SQL left outer join on multiple columns

François M. picture François M. · Oct 13, 2016 · Viewed 48.5k times · Source

According to this SQL join cheat-sheet, a left outer join on one column is the following :

SELECT *
  FROM a
  LEFT JOIN b 
    ON a.foo = b.foo
  WHERE b.foo IS NULL 

I'm wondering what it would look like with a join on multiple columns, should it be an OR or an AND in the WHERE clause ?

SELECT *
  FROM a
  LEFT JOIN b 
    ON  a.foo = b.foo
    AND a.bar = b.bar
    AND a.ter = b.ter
WHERE b.foo IS NULL 
  OR  b.bar IS NULL 
  OR  b.ter IS NULL

or

SELECT *
  FROM a
  LEFT JOIN b 
    ON  a.foo = b.foo
    AND a.bar = b.bar
    AND a.ter = b.ter
WHERE b.foo IS NULL 
  AND b.bar IS NULL 
  AND b.ter IS NULL

?

(I don't think it does, but in case it matters, the db engine is Vertica's)

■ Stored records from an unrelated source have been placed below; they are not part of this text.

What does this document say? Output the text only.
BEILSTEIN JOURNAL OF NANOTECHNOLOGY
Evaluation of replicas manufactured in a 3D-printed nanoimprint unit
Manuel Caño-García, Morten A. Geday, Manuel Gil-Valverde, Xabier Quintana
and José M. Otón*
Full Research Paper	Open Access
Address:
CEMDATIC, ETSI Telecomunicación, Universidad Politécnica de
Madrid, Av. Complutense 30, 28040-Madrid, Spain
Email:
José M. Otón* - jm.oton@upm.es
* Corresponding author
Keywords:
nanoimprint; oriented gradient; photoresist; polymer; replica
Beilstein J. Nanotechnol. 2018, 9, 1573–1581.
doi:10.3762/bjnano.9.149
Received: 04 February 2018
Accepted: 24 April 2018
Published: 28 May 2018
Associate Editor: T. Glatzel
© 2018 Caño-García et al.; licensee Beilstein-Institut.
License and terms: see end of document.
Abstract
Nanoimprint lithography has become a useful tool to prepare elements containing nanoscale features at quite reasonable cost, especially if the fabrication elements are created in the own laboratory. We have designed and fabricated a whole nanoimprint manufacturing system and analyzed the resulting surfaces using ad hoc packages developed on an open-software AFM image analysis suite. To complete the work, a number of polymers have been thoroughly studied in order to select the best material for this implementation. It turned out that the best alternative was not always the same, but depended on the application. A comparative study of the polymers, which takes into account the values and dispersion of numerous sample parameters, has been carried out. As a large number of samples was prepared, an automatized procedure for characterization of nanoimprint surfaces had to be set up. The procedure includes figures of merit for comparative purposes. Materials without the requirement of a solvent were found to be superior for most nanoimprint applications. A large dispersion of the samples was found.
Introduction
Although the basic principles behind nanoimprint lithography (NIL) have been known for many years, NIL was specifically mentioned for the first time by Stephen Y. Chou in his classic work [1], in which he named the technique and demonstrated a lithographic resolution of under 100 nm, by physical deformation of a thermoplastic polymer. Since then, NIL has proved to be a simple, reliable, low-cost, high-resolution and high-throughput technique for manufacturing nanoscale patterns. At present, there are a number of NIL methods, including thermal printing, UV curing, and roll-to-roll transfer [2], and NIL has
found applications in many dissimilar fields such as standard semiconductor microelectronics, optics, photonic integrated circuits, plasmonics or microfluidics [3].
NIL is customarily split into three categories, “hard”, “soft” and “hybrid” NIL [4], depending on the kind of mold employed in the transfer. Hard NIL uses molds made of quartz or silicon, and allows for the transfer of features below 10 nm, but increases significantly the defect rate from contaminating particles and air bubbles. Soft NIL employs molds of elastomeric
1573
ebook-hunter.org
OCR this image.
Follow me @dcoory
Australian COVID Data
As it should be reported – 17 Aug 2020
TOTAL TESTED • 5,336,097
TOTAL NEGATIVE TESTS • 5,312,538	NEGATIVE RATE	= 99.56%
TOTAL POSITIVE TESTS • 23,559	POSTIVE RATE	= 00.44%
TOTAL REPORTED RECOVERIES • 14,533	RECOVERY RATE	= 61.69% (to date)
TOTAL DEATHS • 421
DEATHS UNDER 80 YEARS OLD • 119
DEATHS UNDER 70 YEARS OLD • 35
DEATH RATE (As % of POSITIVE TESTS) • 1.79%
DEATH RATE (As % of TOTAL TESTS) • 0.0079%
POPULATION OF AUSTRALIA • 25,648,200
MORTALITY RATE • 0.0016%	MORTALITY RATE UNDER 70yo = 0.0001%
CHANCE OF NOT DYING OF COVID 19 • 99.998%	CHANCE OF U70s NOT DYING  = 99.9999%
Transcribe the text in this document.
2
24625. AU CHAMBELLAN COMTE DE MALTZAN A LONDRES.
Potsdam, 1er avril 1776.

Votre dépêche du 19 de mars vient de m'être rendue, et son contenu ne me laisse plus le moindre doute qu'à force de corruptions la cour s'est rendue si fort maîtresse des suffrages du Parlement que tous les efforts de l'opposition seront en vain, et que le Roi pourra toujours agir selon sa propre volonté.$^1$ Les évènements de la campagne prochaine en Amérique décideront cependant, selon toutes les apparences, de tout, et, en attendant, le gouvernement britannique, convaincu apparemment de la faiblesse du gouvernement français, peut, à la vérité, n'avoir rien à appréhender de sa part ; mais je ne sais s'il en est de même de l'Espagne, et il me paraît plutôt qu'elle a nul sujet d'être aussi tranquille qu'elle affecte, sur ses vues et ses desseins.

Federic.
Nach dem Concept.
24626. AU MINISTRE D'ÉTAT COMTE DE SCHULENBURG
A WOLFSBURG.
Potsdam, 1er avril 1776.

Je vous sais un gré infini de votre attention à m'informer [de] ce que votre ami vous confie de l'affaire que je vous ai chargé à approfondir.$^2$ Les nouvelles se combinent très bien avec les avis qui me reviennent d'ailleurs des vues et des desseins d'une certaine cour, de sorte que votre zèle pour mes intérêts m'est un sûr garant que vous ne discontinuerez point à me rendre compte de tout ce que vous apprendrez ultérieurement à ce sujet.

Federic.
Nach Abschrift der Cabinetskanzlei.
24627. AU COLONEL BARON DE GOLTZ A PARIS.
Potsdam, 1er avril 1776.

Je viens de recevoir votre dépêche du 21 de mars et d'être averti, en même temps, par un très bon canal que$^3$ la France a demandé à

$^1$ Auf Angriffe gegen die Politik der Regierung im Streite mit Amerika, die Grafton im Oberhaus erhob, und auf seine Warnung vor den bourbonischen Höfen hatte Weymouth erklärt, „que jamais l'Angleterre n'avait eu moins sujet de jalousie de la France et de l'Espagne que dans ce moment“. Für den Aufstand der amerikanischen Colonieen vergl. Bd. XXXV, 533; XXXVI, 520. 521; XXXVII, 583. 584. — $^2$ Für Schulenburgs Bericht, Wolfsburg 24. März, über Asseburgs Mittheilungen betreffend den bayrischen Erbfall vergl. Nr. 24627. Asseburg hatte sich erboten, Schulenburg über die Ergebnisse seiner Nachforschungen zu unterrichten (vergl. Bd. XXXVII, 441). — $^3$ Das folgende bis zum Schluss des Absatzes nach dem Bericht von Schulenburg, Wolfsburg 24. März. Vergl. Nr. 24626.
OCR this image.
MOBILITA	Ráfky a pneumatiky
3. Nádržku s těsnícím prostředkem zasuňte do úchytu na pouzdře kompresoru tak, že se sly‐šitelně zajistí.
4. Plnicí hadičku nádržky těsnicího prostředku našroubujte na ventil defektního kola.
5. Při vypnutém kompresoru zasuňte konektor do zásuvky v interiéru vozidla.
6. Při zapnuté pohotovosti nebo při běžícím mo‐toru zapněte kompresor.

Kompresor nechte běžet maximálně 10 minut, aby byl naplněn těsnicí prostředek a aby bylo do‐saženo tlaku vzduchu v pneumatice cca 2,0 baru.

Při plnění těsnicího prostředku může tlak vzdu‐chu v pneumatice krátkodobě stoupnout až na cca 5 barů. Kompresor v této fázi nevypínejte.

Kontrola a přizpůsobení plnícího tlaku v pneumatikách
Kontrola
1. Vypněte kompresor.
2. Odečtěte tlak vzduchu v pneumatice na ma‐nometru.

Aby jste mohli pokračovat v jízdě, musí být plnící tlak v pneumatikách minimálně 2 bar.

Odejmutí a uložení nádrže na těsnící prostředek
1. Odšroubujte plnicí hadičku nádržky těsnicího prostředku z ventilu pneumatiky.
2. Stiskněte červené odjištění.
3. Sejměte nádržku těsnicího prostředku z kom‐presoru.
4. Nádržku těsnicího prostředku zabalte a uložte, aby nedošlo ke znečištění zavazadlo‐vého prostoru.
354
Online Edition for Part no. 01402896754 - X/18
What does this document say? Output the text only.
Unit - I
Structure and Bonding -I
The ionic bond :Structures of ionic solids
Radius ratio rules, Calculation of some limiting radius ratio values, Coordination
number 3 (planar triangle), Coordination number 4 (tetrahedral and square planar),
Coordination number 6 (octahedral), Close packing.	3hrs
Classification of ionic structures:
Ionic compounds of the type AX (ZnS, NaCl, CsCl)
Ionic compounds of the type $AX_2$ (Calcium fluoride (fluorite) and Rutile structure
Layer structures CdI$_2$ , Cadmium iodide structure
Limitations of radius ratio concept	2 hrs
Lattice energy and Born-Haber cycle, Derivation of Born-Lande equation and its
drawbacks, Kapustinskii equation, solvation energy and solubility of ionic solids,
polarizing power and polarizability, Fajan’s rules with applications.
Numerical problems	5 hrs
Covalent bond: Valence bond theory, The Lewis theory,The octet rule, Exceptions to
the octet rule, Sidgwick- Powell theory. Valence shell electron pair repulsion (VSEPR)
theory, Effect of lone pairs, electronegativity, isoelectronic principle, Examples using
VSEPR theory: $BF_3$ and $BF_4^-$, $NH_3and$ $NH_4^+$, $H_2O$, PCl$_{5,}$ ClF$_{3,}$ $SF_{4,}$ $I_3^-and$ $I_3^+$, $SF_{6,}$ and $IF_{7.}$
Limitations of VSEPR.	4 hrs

(I'm betting on the OR one)

Answer

Cristian Lupascu picture Cristian Lupascu · Oct 13, 2016

That depends on whether the columns are nullable, but assuming they are not, checking any of them will do:

SELECT *
  FROM a
  LEFT JOIN b 
    ON  a.foo = b.foo
    AND a.bar = b.bar
    AND a.ter = b.ter
WHERE b.foo IS NULL -- this could also be bar or ter

This is because after a successful join, all three columns will have a non-null value.

If some of these columns were nullable and you'd like to check if any one of them had a value after the join, then your first (OR) approach would be OK.